In Haydns tijd hadden uitgeverijen vaak moeite om aan de vraag naar nieuwe composities van gerenommeerde componisten te voldoen, wat leidde tot de circulatie van stukken die ofwel onjuist waren toegeschreven ofwel aanzienlijk waren gewijzigd. De integriteit van een werk kon gemakkelijk in gevaar komen in meerdere kopieerfasen; foutieve toeschrijvingen ontstonden doordat kopiisten niet noodzakelijkerwijs de identiteit van de componist kenden, terwijl aparte medewerkers tekst- en omslagontwerpen maakten voor compilaties met meerdere auteurs. Notatie- en spellingfouten waren niet ongebruikelijk, en latere kopieën bevatten soms onjuiste namen, plaatsen of data ten opzichte van de originelen. Bijgevolg worden Haydns werken vaak geclassificeerd op basis van authenticiteitsniveaus – ontegenzeggelijk authentiek, waarschijnlijk authentiek, aannemelijk, twijfelachtig en vals – afhankelijk van de mate van redactionele interventie, commerciële druk of simpele fouten.
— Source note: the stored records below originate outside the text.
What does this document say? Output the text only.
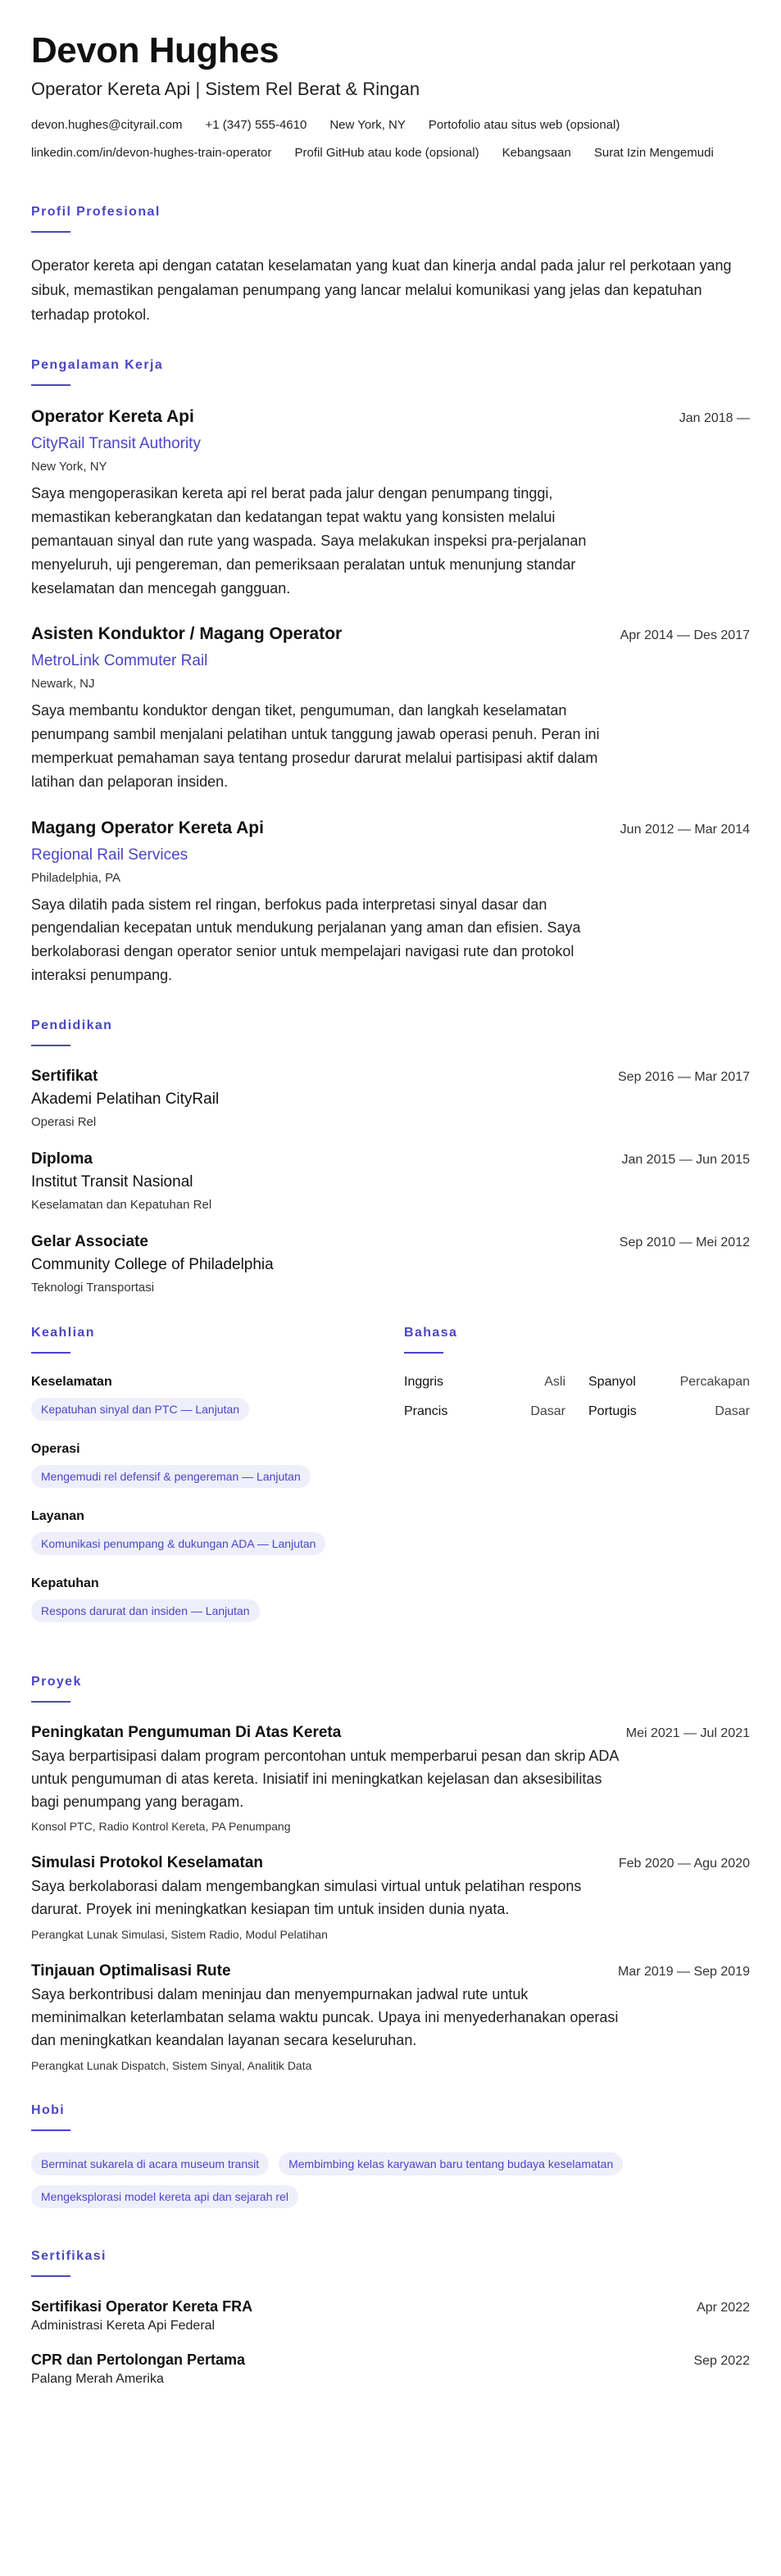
Devon Hughes
Operator Kereta Api | Sistem Rel Berat & Ringan
devon.hughes@cityrail.com +1 (347) 555-4610 New York, NY Portofolio atau situs web (opsional)
linkedin.com/in/devon-hughes-train-operator Profil GitHub atau kode (opsional) Kebangsaan Surat Izin Mengemudi
Profil Profesional

Operator kereta api dengan catatan keselamatan yang kuat dan kinerja andal pada jalur rel perkotaan yang sibuk, memastikan pengalaman penumpang yang lancar melalui komunikasi yang jelas dan kepatuhan terhadap protokol.

Pengalaman Kerja
Operator Kereta Api	Jan 2018 —
CityRail Transit Authority
New York, NY

Saya mengoperasikan kereta api rel berat pada jalur dengan penumpang tinggi, memastikan keberangkatan dan kedatangan tepat waktu yang konsisten melalui pemantauan sinyal dan rute yang waspada. Saya melakukan inspeksi pra-perjalanan menyeluruh, uji pengereman, dan pemeriksaan peralatan untuk menunjung standar keselamatan dan mencegah gangguan.

Asisten Konduktor / Magang Operator	Apr 2014 — Des 2017
MetroLink Commuter Rail
Newark, NJ

Saya membantu konduktor dengan tiket, pengumuman, dan langkah keselamatan penumpang sambil menjalani pelatihan untuk tanggung jawab operasi penuh. Peran ini memperkuat pemahaman saya tentang prosedur darurat melalui partisipasi aktif dalam latihan dan pelaporan insiden.

Magang Operator Kereta Api	Jun 2012 — Mar 2014
Regional Rail Services
Philadelphia, PA

Saya dilatih pada sistem rel ringan, berfokus pada interpretasi sinyal dasar dan pengendalian kecepatan untuk mendukung perjalanan yang aman dan efisien. Saya berkolaborasi dengan operator senior untuk mempelajari navigasi rute dan protokol interaksi penumpang.

Pendidikan
Sertifikat	Sep 2016 — Mar 2017
Akademi Pelatihan CityRail
Operasi Rel
Diploma	Jan 2015 — Jun 2015
Institut Transit Nasional
Keselamatan dan Kepatuhan Rel
Gelar Associate	Sep 2010 — Mei 2012
Community College of Philadelphia
Teknologi Transportasi
Keahlian
Keselamatan
Kepatuhan sinyal dan PTC — Lanjutan
Operasi
Mengemudi rel defensif & pengereman — Lanjutan
Layanan
Komunikasi penumpang & dukungan ADA — Lanjutan
Kepatuhan
Respons darurat dan insiden — Lanjutan
Bahasa
Inggris	Asli Spanyol	Percakapan
Prancis	Dasar Portugis	Dasar
Proyek
Peningkatan Pengumuman Di Atas Kereta	Mei 2021 — Jul 2021

Saya berpartisipasi dalam program percontohan untuk memperbarui pesan dan skrip ADA untuk pengumuman di atas kereta. Inisiatif ini meningkatkan kejelasan dan aksesibilitas bagi penumpang yang beragam.

Konsol PTC, Radio Kontrol Kereta, PA Penumpang
Simulasi Protokol Keselamatan	Feb 2020 — Agu 2020

Saya berkolaborasi dalam mengembangkan simulasi virtual untuk pelatihan respons darurat. Proyek ini meningkatkan kesiapan tim untuk insiden dunia nyata.

Perangkat Lunak Simulasi, Sistem Radio, Modul Pelatihan
Tinjauan Optimalisasi Rute	Mar 2019 — Sep 2019

Saya berkontribusi dalam meninjau dan menyempurnakan jadwal rute untuk meminimalkan keterlambatan selama waktu puncak. Upaya ini menyederhanakan operasi dan meningkatkan keandalan layanan secara keseluruhan.

Perangkat Lunak Dispatch, Sistem Sinyal, Analitik Data
Hobi
Berminat sukarela di acara museum transit	Membimbing kelas karyawan baru tentang budaya keselamatan
Mengeksplorasi model kereta api dan sejarah rel
Sertifikasi
Sertifikasi Operator Kereta FRA	Apr 2022
Administrasi Kereta Api Federal
CPR dan Pertolongan Pertama	Sep 2022
Palang Merah Amerika
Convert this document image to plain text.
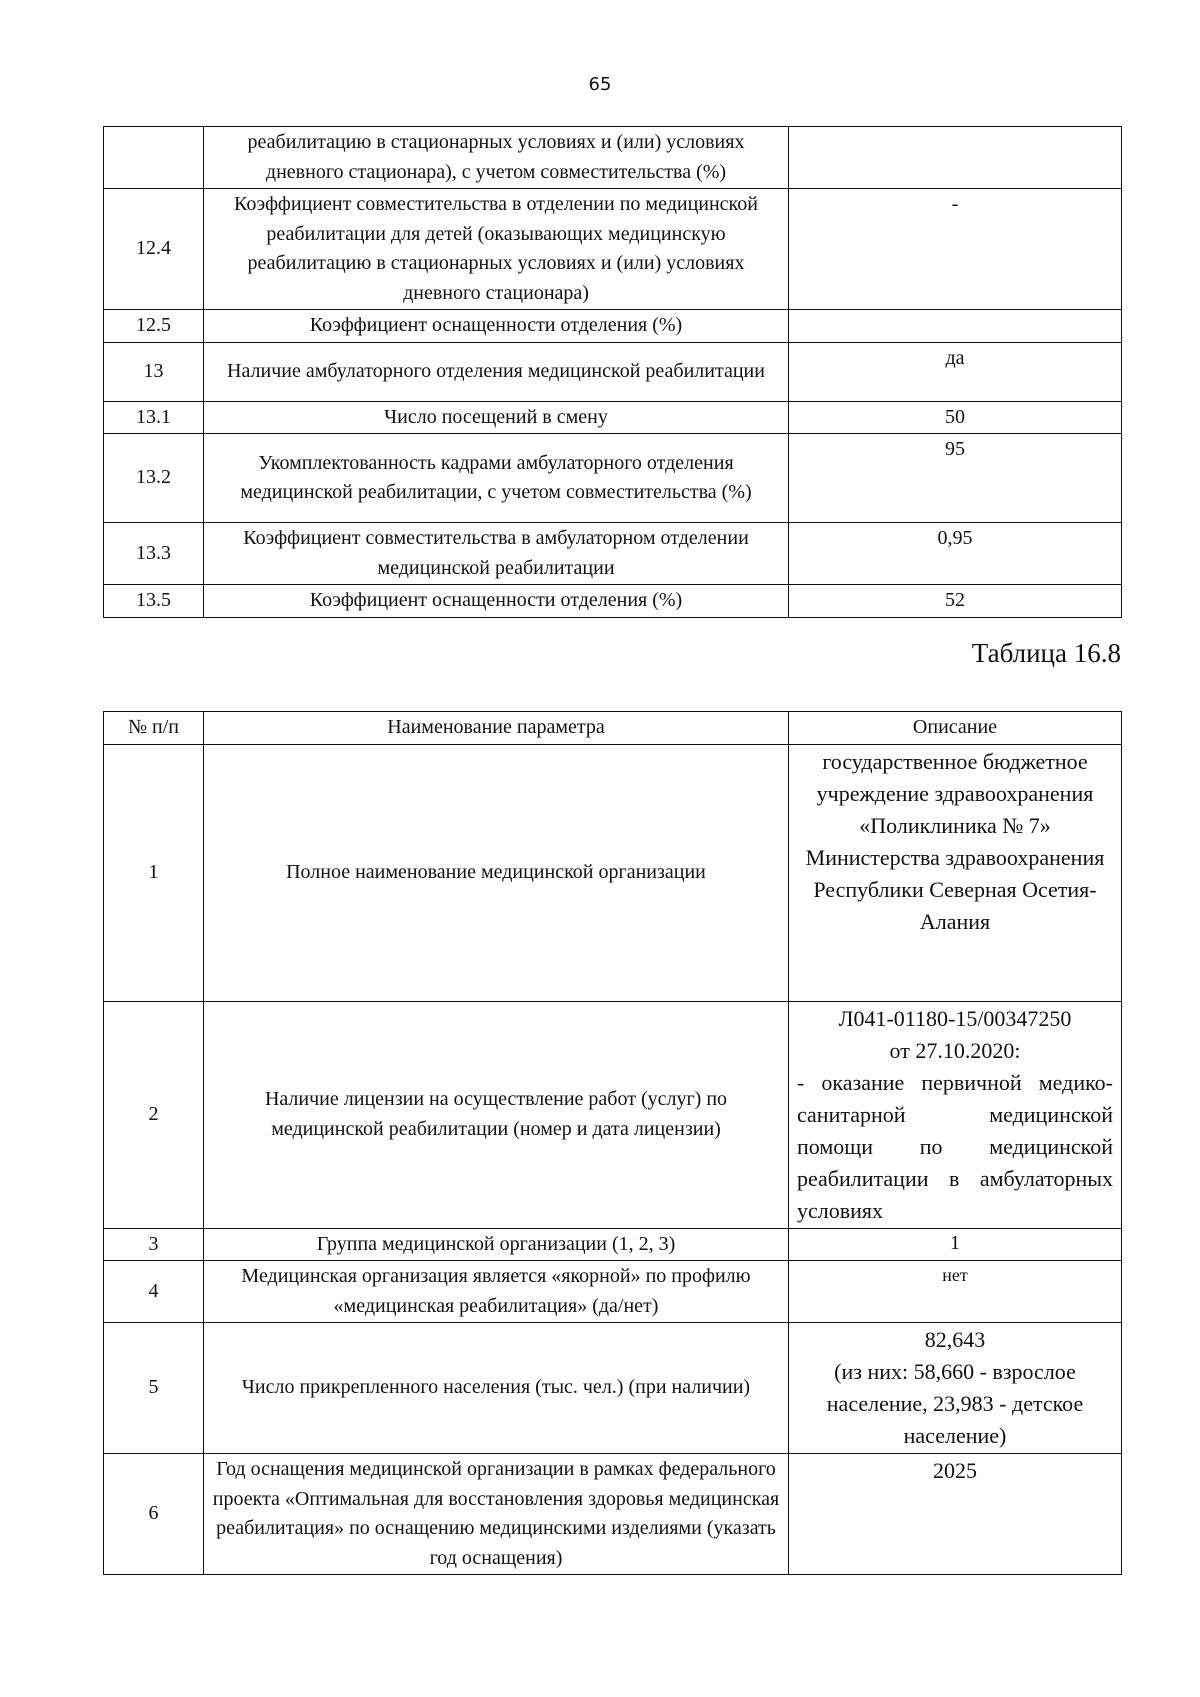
65
	реабилитацию в стационарных условиях и (или) условиях дневного стационара), с учетом совместительства (%)	
12.4	Коэффициент совместительства в отделении по медицинской реабилитации для детей (оказывающих медицинскую реабилитацию в стационарных условиях и (или) условиях дневного стационара)	-
12.5	Коэффициент оснащенности отделения (%)	
13	Наличие амбулаторного отделения медицинской реабилитации	да
13.1	Число посещений в смену	50
13.2	Укомплектованность кадрами амбулаторного отделения медицинской реабилитации, с учетом совместительства (%)	95
13.3	Коэффициент совместительства в амбулаторном отделении медицинской реабилитации	0,95
13.5	Коэффициент оснащенности отделения (%)	52
Таблица 16.8
№ п/п	Наименование параметра	Описание
1	Полное наименование медицинской организации	государственное бюджетное учреждение здравоохранения «Поликлиника № 7» Министерства здравоохранения Республики Северная Осетия-Алания
2	Наличие лицензии на осуществление работ (услуг) по медицинской реабилитации (номер и дата лицензии)	Л041-01180-15/00347250
от 27.10.2020:
- оказание первичной медико-санитарной медицинской помощи по медицинской реабилитации в амбулаторных условиях

3	Группа медицинской организации (1, 2, 3)	1
4	Медицинская организация является «якорной» по профилю «медицинская реабилитация» (да/нет)	нет
5	Число прикрепленного населения (тыс. чел.) (при наличии)	82,643
(из них: 58,660 - взрослое население, 23,983 - детское население)

6	Год оснащения медицинской организации в рамках федерального проекта «Оптимальная для восстановления здоровья медицинская реабилитация» по оснащению медицинскими изделиями (указать год оснащения)	2025
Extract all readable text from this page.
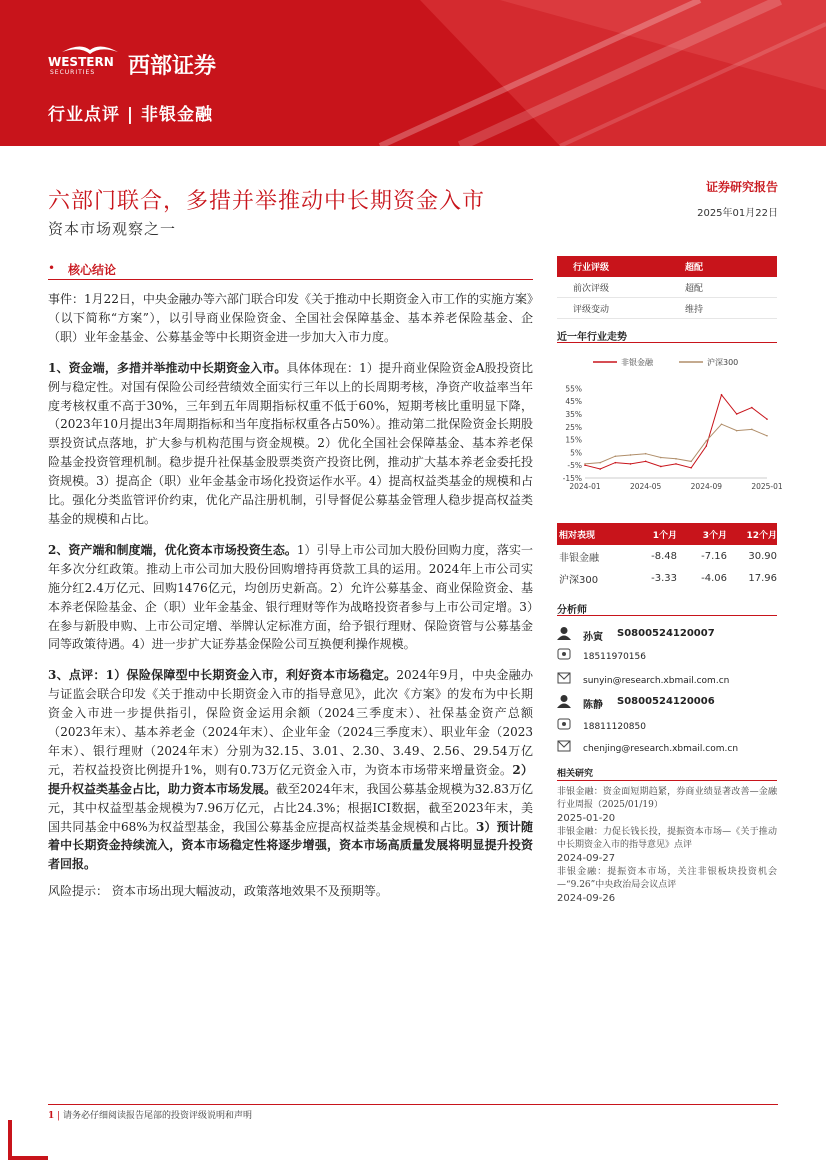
WESTERN
SECURITIES 西部证券
行业点评 | 非银金融
六部门联合，多措并举推动中长期资金入市
资本市场观察之一
证券研究报告
2025年01月22日
• 核心结论

事件：1月22日，中央金融办等六部门联合印发《关于推动中长期资金入市工作的实施方案》（以下简称“方案”），以引导商业保险资金、全国社会保障基金、基本养老保险基金、企（职）业年金基金、公募基金等中长期资金进一步加大入市力度。

1、资金端，多措并举推动中长期资金入市。具体体现在：1）提升商业保险资金A股投资比例与稳定性。对国有保险公司经营绩效全面实行三年以上的长周期考核，净资产收益率当年度考核权重不高于30%，三年到五年周期指标权重不低于60%，短期考核比重明显下降，（2023年10月提出3年周期指标和当年度指标权重各占50%）。推动第二批保险资金长期股票投资试点落地，扩大参与机构范围与资金规模。2）优化全国社会保障基金、基本养老保险基金投资管理机制。稳步提升社保基金股票类资产投资比例，推动扩大基本养老金委托投资规模。3）提高企（职）业年金基金市场化投资运作水平。4）提高权益类基金的规模和占比。强化分类监管评价约束，优化产品注册机制，引导督促公募基金管理人稳步提高权益类基金的规模和占比。

2、资产端和制度端，优化资本市场投资生态。1）引导上市公司加大股份回购力度，落实一年多次分红政策。推动上市公司加大股份回购增持再贷款工具的运用。2024年上市公司实施分红2.4万亿元、回购1476亿元，均创历史新高。2）允许公募基金、商业保险资金、基本养老保险基金、企（职）业年金基金、银行理财等作为战略投资者参与上市公司定增。3）在参与新股申购、上市公司定增、举牌认定标准方面，给予银行理财、保险资管与公募基金同等政策待遇。4）进一步扩大证券基金保险公司互换便利操作规模。

3、点评：1）保险保障型中长期资金入市，利好资本市场稳定。2024年9月，中央金融办与证监会联合印发《关于推动中长期资金入市的指导意见》，此次《方案》的发布为中长期资金入市进一步提供指引，保险资金运用余额（2024三季度末）、社保基金资产总额（2023年末）、基本养老金（2024年末）、企业年金（2024三季度末）、职业年金（2023年末）、银行理财（2024年末）分别为32.15、3.01、2.30、3.49、2.56、29.54万亿元，若权益投资比例提升1%，则有0.73万亿元资金入市，为资本市场带来增量资金。2）提升权益类基金占比，助力资本市场发展。截至2024年末，我国公募基金规模为32.83万亿元，其中权益型基金规模为7.96万亿元，占比24.3%；根据ICI数据，截至2023年末，美国共同基金中68%为权益型基金，我国公募基金应提高权益类基金规模和占比。3）预计随着中长期资金持续流入，资本市场稳定性将逐步增强，资本市场高质量发展将明显提升投资者回报。

风险提示： 资本市场出现大幅波动，政策落地效果不及预期等。

行业评级	超配
前次评级	超配
评级变动	维持
近一年行业走势
非银金融	沪深300
55%
45%
35%
25%
15%
5%
-5%
-15%
2024-01	2024-05	2024-09	2025-01
相对表现	1个月	3个月	12个月
非银金融	-8.48	-7.16	30.90
沪深300	-3.33	-4.06	17.96
分析师
孙寅 S0800524120007
18511970156
sunyin@research.xbmail.com.cn
陈静 S0800524120006
18811120850
chenjing@research.xbmail.com.cn
相关研究
非银金融：资金面短期趋紧，券商业绩显著改善—金融行业周报（2025/01/19）
2025-01-20
非银金融：力促长钱长投，提振资本市场—《关于推动中长期资金入市的指导意见》点评
2024-09-27
非银金融：提振资本市场，关注非银板块投资机会—“9.26”中央政治局会议点评
2024-09-26
1 | 请务必仔细阅读报告尾部的投资评级说明和声明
Haydns uitgevers telden meer dan zeventig, met als meest actieve Artaria en Traeg in Wenen, Hummel in Berlijn, Breitkopf & Härtel in Leipzig, Sieber in Parijs en Forster in Londen. Zowel grote als kleine uitgeverijen – van Praag tot Brussel, van Amsterdam tot Florence, en zelfs tot in New York – probeerden Haydns composities in hun catalogi op te nemen. Deze brede verspreiding droeg bij aan de vele varianten die van de originelen afweken, naast de regelrechte vervalsingen of imitaties die voor winst werden geproduceerd.

Er bestaan ​​vijf catalogi van Haydns werken, ofwel geautoriseerd ofwel samengesteld door de componist zelf, elk onvolledig omdat ze slechts een deel van zijn oeuvre weergeven: EK (Entwurf-Katalog), LV (London Verzeichnis), HV (Haydn Verzeichnis), HBV (Haydn Bibliothek Verzeichnis) en HNV (Haydn Nachlass Verzeichnis). De vroegste, de EK, werd door Haydn samengesteld op verzoek van prins Nikolaus Esterházy, die hem in 1765 schreef om te klagen over de wanorde van zijn opdrachten. De prins stond er niet alleen op dat Haydn een catalogus van zijn werken samenstelde, maar eiste ook dat hij van elke nieuwe partituur het eerste exemplaar zou overleggen om te voorkomen dat deze verloren zou gaan of zonder toestemming zou worden gedupliceerd. Haydn voldeed enkele jaren aan deze eis; de catalogisering viel daarna toe aan zijn vrienden en collega’s.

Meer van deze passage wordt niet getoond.